The network address will be the first address of the subnet and the broadcast address will be the last address.

Subnet 1 192.168.0.1 - 192.168.0.62 Network address 192.168.0.0.0 Broadcast 192.168.0.63

Subnet 2 192.168.0.65 - 192.168.0.126 Network address 192.168.0.64 Broadcast 192.168.0.127

Subnet 3 192.168.0.129 - 192.168.0.190 Network address 192.168.0.128 Broadcast 192.168.191

Subnet 4 192.168.0.193 - 192.168.0.254 Network address 192.168.0.192 Broadcast 192.168.0.255

Manual and automatic IP address configuration**

The IP address is the way to identify a device within a network. The IP address of a device can be configured dynamically/automatically through the DHCP protocol and manually.

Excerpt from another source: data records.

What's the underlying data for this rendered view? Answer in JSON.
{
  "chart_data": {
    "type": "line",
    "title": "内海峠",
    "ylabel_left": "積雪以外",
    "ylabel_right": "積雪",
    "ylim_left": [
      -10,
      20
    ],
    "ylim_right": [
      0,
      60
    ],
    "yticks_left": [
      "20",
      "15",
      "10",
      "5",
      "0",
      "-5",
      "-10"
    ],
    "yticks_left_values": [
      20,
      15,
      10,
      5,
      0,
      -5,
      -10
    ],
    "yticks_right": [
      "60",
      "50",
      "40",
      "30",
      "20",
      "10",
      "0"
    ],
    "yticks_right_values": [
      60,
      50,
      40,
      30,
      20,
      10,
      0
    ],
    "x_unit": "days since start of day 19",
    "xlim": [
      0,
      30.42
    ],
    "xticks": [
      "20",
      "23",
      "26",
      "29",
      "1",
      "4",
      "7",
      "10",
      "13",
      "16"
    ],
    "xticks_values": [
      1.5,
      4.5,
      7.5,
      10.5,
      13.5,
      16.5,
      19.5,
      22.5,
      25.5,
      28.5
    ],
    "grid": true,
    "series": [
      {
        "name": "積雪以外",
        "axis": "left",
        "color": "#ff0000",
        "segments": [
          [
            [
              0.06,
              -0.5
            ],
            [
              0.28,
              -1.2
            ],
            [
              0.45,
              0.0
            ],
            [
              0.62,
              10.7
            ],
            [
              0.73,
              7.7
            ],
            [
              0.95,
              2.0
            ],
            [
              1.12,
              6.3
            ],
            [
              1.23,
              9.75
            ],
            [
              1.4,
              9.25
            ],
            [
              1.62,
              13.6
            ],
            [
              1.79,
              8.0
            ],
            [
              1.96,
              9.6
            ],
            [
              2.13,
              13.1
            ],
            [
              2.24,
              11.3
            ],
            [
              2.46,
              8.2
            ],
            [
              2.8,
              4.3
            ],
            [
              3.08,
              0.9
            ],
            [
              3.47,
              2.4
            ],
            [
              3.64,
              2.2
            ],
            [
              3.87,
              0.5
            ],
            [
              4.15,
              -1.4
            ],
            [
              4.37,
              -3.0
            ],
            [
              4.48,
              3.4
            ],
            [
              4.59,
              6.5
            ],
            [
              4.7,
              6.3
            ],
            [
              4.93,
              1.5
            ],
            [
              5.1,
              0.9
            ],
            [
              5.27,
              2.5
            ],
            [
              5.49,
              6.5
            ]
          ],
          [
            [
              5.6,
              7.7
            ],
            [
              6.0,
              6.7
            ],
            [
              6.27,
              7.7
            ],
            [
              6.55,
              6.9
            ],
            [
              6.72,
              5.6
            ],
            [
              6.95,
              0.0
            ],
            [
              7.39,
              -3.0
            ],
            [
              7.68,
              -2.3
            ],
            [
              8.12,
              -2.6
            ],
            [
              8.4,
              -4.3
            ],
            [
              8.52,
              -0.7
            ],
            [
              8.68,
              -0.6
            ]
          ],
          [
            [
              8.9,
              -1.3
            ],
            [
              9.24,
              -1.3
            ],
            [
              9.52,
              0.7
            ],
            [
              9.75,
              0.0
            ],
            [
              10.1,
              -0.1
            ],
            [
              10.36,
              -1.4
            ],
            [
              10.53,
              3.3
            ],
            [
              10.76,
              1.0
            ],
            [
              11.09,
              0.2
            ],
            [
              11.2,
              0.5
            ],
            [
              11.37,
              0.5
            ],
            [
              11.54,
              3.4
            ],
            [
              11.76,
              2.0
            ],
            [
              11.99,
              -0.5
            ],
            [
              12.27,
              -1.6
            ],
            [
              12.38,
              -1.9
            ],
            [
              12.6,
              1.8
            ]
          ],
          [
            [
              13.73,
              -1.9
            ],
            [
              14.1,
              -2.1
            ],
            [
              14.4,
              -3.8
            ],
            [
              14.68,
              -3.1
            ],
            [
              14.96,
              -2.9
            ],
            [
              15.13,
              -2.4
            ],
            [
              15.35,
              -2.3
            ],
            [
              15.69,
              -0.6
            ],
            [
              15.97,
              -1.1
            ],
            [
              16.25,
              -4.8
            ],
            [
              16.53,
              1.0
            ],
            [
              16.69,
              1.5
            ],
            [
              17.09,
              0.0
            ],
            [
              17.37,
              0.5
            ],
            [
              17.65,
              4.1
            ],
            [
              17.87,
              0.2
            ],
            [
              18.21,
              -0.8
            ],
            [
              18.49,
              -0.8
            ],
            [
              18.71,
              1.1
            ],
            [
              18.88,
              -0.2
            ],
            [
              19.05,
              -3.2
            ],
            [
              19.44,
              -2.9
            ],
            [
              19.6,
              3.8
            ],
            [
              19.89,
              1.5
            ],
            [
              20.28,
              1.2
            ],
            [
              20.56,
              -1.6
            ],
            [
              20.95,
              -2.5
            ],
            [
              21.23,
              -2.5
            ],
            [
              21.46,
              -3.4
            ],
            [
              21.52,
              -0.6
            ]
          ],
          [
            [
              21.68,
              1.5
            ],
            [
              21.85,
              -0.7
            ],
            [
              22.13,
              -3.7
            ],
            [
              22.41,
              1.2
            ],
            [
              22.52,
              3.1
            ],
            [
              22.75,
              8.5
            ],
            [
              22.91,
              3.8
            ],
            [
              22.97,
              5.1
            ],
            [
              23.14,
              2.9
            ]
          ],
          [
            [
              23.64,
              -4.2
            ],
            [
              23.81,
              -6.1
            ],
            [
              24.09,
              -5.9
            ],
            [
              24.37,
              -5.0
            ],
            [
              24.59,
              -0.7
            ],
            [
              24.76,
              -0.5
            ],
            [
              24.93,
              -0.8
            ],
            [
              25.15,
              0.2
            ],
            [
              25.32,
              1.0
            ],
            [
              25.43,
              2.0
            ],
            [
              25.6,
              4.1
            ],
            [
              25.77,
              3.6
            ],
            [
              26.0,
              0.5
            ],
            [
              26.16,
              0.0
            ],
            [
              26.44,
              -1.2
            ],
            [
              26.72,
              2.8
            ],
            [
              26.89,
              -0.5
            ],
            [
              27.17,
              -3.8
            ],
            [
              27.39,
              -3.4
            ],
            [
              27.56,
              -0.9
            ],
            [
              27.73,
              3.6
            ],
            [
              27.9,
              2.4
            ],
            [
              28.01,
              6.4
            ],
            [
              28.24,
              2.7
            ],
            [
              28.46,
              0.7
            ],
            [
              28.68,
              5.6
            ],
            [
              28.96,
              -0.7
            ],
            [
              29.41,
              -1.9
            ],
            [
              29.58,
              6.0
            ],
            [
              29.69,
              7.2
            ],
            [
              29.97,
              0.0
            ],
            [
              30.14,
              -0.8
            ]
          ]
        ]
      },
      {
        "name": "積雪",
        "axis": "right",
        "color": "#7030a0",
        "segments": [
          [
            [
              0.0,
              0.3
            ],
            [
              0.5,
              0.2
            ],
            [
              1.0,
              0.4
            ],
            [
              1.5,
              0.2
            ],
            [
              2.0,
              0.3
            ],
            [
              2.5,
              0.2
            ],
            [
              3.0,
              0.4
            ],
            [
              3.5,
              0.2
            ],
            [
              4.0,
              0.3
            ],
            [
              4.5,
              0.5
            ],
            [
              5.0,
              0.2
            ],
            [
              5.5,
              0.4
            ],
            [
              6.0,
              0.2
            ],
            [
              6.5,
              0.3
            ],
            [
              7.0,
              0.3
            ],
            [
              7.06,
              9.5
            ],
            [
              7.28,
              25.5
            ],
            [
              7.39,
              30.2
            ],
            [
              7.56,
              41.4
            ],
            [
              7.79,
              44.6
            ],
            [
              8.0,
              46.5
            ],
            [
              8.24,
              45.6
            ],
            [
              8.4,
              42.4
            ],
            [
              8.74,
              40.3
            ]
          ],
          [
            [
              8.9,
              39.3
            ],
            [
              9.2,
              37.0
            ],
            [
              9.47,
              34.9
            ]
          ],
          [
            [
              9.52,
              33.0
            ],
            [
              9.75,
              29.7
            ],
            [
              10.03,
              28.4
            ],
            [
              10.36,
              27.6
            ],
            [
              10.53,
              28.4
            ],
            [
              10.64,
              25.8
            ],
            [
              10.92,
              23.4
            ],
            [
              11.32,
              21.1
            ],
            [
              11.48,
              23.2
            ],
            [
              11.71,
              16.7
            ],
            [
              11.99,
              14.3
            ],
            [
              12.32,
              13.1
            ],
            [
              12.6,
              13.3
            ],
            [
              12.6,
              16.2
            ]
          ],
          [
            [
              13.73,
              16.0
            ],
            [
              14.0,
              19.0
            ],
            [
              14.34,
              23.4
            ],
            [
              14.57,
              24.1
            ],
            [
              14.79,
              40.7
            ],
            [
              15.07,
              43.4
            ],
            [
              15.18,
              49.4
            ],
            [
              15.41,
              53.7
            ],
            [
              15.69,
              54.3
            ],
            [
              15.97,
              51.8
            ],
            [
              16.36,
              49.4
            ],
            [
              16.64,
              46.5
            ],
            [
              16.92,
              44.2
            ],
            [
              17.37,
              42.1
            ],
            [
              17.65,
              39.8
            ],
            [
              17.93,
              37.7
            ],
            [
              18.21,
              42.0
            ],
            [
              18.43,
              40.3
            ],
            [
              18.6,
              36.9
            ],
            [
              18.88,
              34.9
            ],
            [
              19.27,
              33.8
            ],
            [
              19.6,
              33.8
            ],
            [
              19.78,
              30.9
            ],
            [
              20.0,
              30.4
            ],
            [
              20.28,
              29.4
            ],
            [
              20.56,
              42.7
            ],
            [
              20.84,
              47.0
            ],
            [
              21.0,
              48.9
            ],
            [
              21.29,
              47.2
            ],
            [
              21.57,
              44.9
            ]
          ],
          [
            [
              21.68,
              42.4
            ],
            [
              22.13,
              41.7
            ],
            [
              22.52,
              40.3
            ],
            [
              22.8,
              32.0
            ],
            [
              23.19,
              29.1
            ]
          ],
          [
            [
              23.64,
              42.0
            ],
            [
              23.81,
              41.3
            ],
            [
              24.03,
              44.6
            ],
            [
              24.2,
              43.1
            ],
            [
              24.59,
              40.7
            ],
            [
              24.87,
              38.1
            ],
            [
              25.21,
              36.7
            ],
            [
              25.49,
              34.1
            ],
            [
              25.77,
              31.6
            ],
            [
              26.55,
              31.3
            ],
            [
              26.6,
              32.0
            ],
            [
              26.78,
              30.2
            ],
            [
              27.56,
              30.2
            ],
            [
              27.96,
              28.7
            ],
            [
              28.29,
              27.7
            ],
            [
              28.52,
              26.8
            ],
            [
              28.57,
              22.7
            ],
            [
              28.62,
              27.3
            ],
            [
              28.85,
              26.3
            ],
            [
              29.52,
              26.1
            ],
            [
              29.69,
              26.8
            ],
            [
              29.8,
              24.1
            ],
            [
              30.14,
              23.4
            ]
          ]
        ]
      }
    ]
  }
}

The Dynamic Host Configuration Protocol (DHCP) is a client-server protocol which automatically provides a host with its IP address and other related configuration information such as the subnet mask and default gateway.

This protocol generates certain advantages since this process is automated and centrally managed. The DHCP server maintains a pool of IP addresses and delivers an address to any DHCP-enabled client when it logs on to the network. Since IP addresses are dynamic, rather than static (permanently assigned), addresses that are no longer in use are automatically returned to the pool for reassignment.

How to activate the DHCP protocol

  • Windows
  1. Click Start > Settings > Network and Internet.
  2. Click Ethernet or Wi-Fi. Select Manage and click Edit next to IP Assignment.
  3. Under edit network IP settings, select Automatic (DHCP.)
  4. Click Save to activate the new settings.
  • Linux
  1. Look for the option to edit connections.
  2. Go to the IPv4 Settings option.
  3. In the method select the DHCP option.

💡 The manual method consists of us assigning the IP address we are interested in. This will bring us advantages since we will know what address a particular device has, so we will avoid many problems when connecting to it. It also allows us to establish a sort of classification so that whenever we find a device on our network, we know what type of device it is.

How to configure the IP manually**

  • Windows
  1. Click Start > Settings > Network and Internet.
  2. Click Ethernet or Wi-Fi. Select Manage and click Edit next to IP Assignment.
  3. Under Edit network IP settings, select Manual.
  4. Enter the IP address you want to use and the rest of the information.
  5. Click Save to activate the new settings.
  • Linux
  1. Look for the option to edit the connections.
  2. Go to the IPv4 Settings option.
  3. In the method, select the Manual option.
  4. Enter the IP you want to use and the rest of the data.
  5. Select Save.

💡Discussion topics

What is the main reason why the ICAAN decided to release the ipV6 protocol?

What advantage can we have when dividing networks in an organization?

What is the importance of knowing the network mask in a network partitioning process?